He was a dry, yellow-looking man, thin, quick and sharp in action as the above-named bird, one to which his long nose and quick black eyes gave him no little resemblance; and this he enhanced by his habit of thrusting his head out of his door, laying his ear on his shoulder, and looking sidewise in one direction, then changing the motion by laying his other ear upon the fellow shoulder, and looking out in the opposite direction.

The Danmouth people, as a rule, always looked straight out to sea in a contemplative fashion, in search of something which might benefit them – fish, a ship in distress, flotsam and jetsam; but Michael Wimble looked for his benefits from the shore, and seldom gazed out to sea.

His place of business was called generally “the shop,” in spite of an oval board bearing upon it, in faded yellow letters upon a drab green ground, the word “Museum” as an attraction to any strangers who might visit the place, and be enticed by curiosity to see what the museum might contain, as well as by a printed notice pasted on each door-post, “Free admission.” Once within, they might become customers for shaving, haircutting, a peculiar yellow preparation which Michael Wimble called “pomehard,” or some of the sundries he kept in stock, which included walking-sticks, prawn nets, fishing lines, and white fish hooks, made of soft tinned iron, so that, if they caught in the rough rocky bottom, or some stem of extra tough seaweed, a good tug would pull them through it – bending without breaking – a great advantage and saving, so long as they did not behave in this way with a large fish.

Michael Wimble was very proud of his museum, and took pleasure in telling the seaside visitors that he had collected all his curiosities himself, and very much resented upon one occasion its being called a “Marine store” by a gentleman from town.
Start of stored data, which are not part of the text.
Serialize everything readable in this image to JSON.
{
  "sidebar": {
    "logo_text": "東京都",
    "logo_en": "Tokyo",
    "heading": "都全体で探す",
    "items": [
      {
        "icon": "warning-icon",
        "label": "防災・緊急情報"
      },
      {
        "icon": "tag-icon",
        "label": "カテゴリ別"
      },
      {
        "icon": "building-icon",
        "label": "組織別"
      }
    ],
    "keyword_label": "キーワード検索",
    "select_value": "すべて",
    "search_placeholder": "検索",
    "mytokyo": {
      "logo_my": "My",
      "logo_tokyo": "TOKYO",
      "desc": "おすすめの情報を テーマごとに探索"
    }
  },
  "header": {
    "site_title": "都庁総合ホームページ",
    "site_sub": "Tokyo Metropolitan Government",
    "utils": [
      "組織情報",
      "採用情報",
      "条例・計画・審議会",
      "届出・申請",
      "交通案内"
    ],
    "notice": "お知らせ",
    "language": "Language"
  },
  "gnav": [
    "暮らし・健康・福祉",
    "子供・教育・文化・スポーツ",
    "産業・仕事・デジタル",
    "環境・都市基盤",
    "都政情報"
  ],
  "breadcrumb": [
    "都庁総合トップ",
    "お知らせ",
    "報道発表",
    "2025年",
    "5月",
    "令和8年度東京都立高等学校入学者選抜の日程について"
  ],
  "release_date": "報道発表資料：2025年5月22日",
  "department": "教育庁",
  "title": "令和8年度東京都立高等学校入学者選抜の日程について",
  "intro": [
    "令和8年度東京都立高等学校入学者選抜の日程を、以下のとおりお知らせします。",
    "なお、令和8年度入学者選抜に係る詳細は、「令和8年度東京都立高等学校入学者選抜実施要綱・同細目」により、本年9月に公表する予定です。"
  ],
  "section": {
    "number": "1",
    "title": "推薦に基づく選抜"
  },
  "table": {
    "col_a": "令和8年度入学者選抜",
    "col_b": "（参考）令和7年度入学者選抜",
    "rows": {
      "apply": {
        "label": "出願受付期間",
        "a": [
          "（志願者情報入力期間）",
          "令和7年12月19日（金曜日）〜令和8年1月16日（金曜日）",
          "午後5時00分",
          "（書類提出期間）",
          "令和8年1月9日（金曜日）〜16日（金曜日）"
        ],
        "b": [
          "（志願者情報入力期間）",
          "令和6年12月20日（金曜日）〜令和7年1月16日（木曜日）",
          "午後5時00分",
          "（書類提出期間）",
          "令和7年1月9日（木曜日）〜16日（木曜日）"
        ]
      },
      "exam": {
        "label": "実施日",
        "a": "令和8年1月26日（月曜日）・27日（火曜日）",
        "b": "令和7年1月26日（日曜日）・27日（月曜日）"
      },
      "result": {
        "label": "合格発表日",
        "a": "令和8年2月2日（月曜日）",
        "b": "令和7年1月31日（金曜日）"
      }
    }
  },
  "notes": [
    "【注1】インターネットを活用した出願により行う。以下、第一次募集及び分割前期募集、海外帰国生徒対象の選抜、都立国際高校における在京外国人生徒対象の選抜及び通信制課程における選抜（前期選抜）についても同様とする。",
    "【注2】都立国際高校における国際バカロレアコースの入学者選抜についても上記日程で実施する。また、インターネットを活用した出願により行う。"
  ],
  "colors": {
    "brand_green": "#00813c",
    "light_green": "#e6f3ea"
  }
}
The museum began as a labour of love, for Michael had cast his eyes upon the fair elderly motherly widow, Chriss landlady, and, since the commencement of his collection, he had laboured on, in the belief that, as it increased in importance, so would the woman soften toward him; and that some day all his four-roomed dwelling would become museum and business place, while he would go and reside at the widow’s house – widow no longer, but Mrs Wimble – his own.

The beginning of the museum was a star-fish, with four small rays and one of enormous size, that he picked up during his regular morning walk along the sea shore, wet or dry, summer or winter, at six o’clock, as near to the edge of the water as he could get, returning close under the cliffs in time to have his place of business opened by eight.
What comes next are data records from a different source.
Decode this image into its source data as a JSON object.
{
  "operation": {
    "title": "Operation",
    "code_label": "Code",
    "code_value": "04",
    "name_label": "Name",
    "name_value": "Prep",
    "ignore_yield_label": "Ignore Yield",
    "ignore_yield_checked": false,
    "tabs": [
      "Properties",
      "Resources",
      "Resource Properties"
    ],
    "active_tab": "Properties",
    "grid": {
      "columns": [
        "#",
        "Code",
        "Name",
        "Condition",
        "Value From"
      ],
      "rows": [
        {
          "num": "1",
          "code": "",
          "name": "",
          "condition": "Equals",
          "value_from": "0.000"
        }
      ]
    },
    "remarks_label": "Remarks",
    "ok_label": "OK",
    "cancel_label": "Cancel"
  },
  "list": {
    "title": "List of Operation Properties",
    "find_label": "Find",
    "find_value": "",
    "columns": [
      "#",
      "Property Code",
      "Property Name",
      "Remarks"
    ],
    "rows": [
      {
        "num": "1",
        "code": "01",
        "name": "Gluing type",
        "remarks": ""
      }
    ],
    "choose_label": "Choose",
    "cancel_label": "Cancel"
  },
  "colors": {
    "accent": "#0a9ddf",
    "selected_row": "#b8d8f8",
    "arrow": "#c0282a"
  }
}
The star-fish was duly dried and admired, and talked about by his regular customers; and this seemed so satisfactory that it was soon supplemented by a cuttlefish bone.

A piece of wood well bored by teredoes followed. Then a good-sized chump of ship timber, with a cluster of barnacles attached, was carried in one morning to commence the fine, fusty, saline, sea-weedy odour which smothered completely the best hair oil, the pomade and the scented soap.
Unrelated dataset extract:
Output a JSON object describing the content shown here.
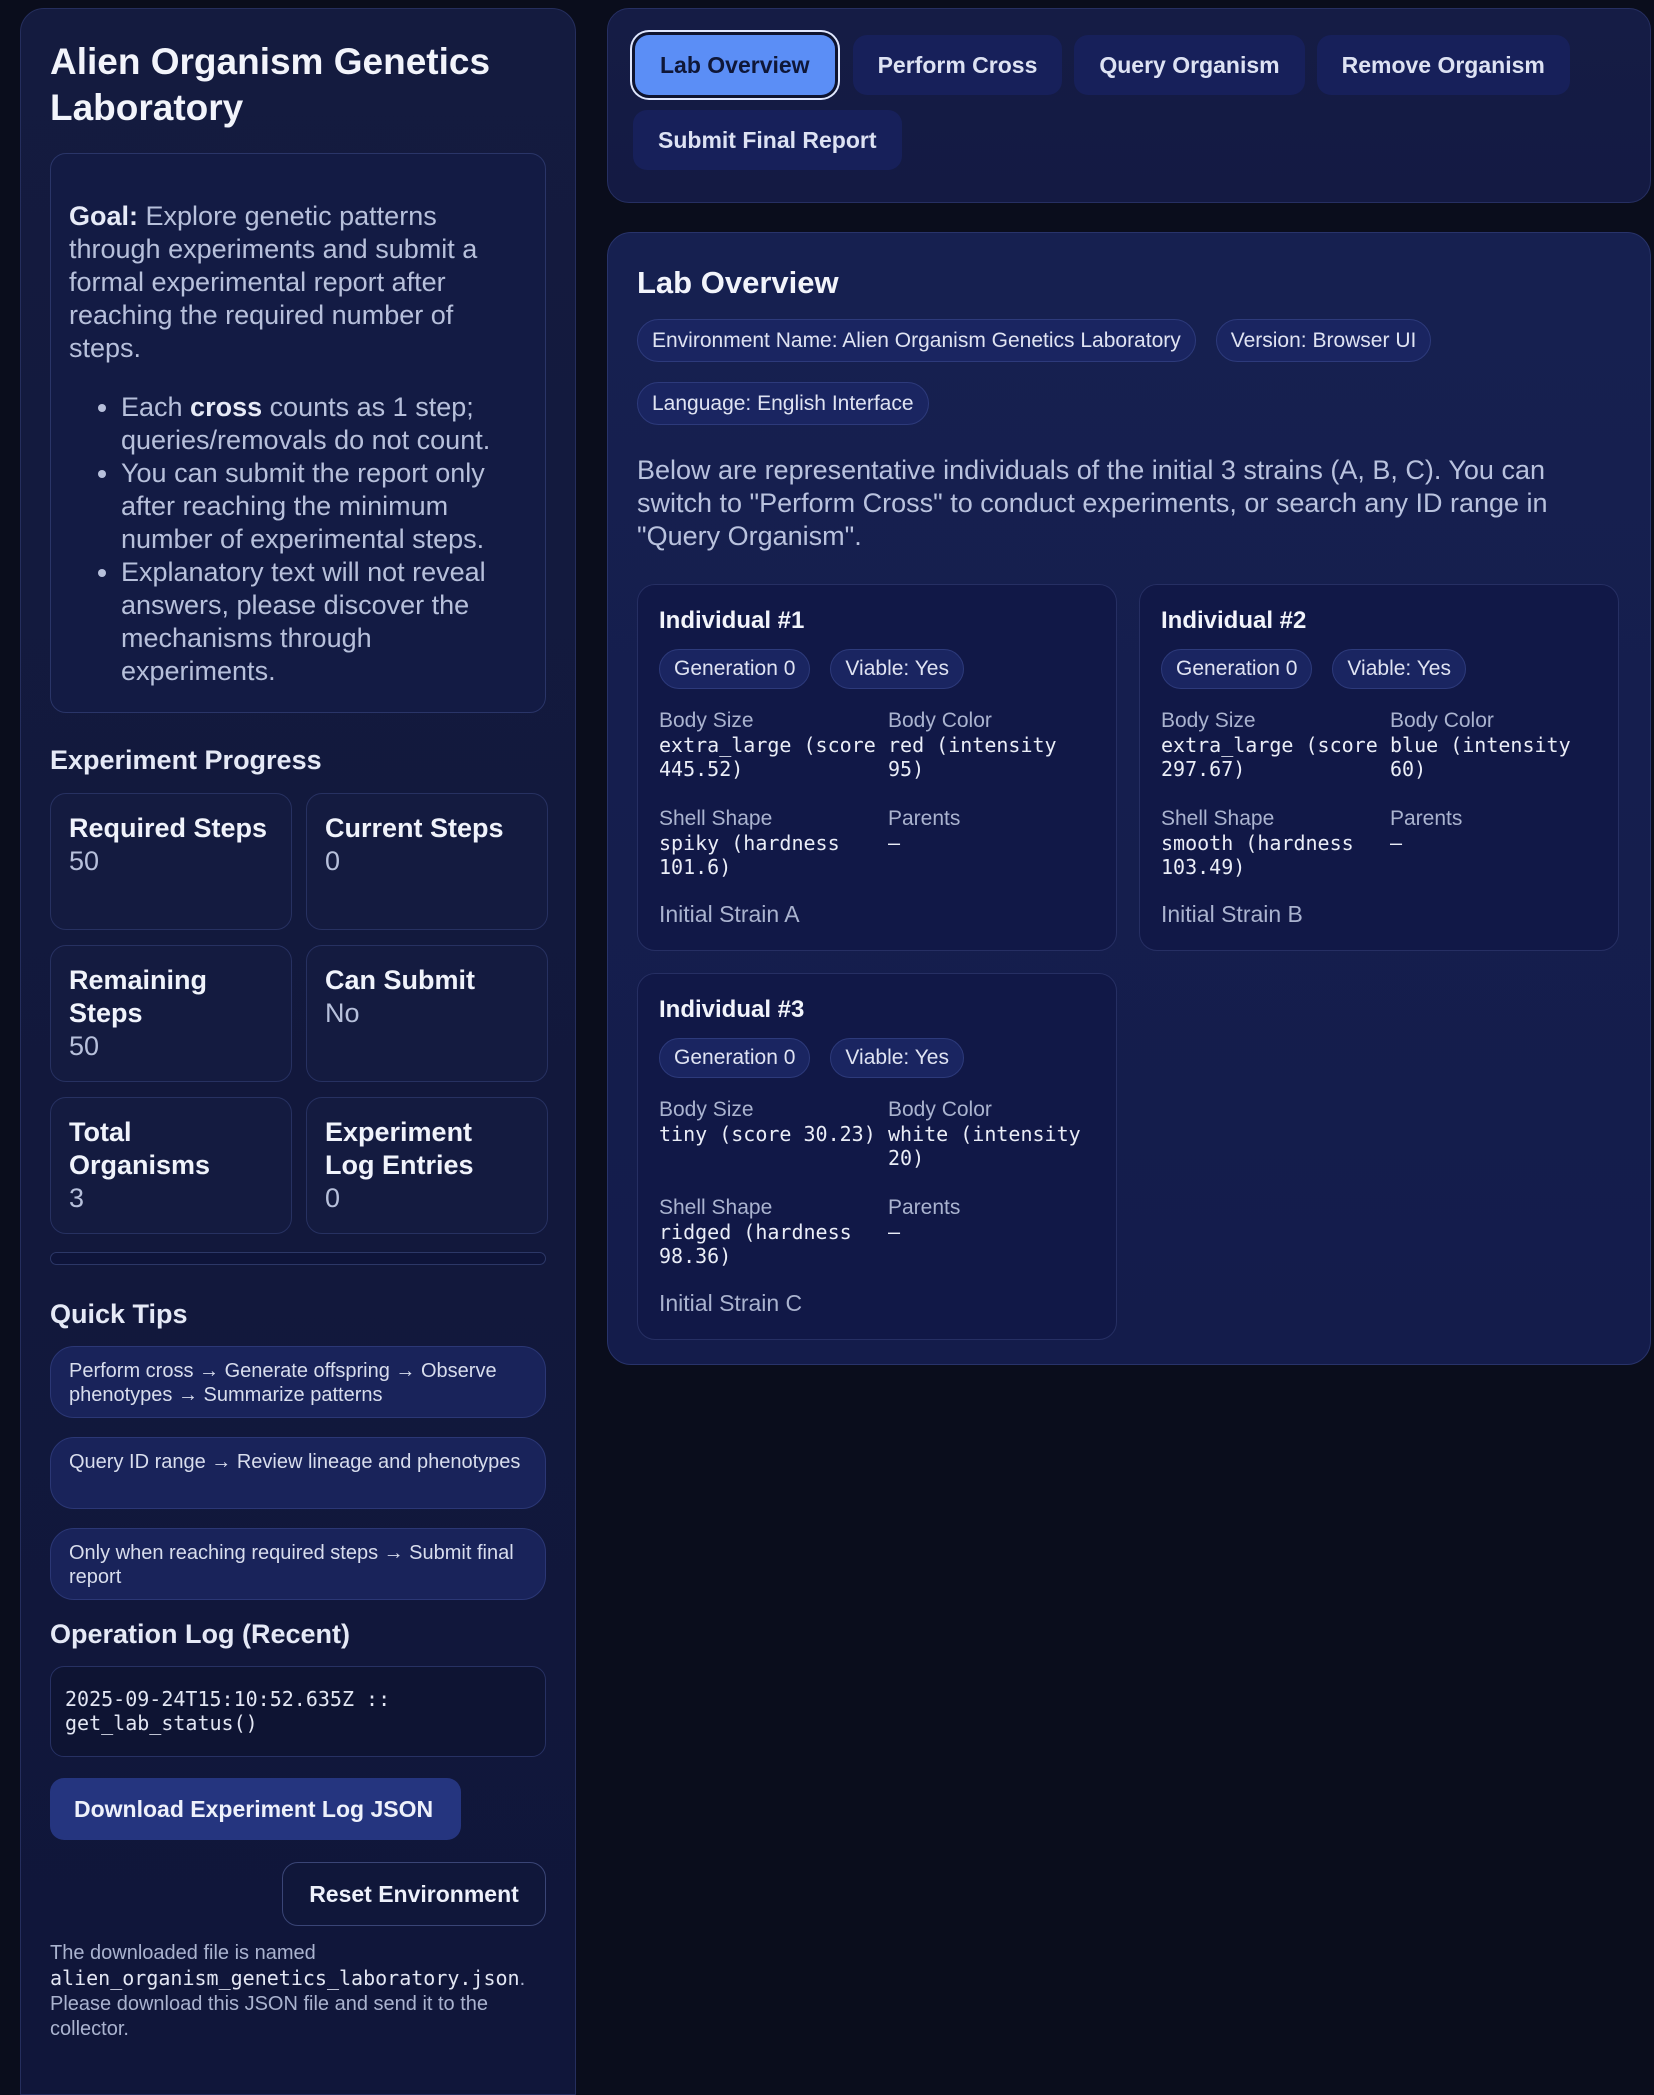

The museum grew rapidly: hanks of seaweed, more cuttlefish bones, native sponges, shells of all sorts and sizes, some perfect, and some ground thin and white by long chafing in the shingle. Stones of all kinds, from spar to serpentine, and grey and ruddy granite; sharks’ teeth, pieces of mineral of metallic lustre, fragments of spar, and fossils, including great ammonites, chipped out of a bed of rock which presented its water-washed face to the advancing tide.

There was always something to bring home to suspend from the wall, arrange on shelf, or give a place of honour in one or other of the glass cases, which by degrees were purchased; and as Wimble’s museum increased, so it became of local celebrity.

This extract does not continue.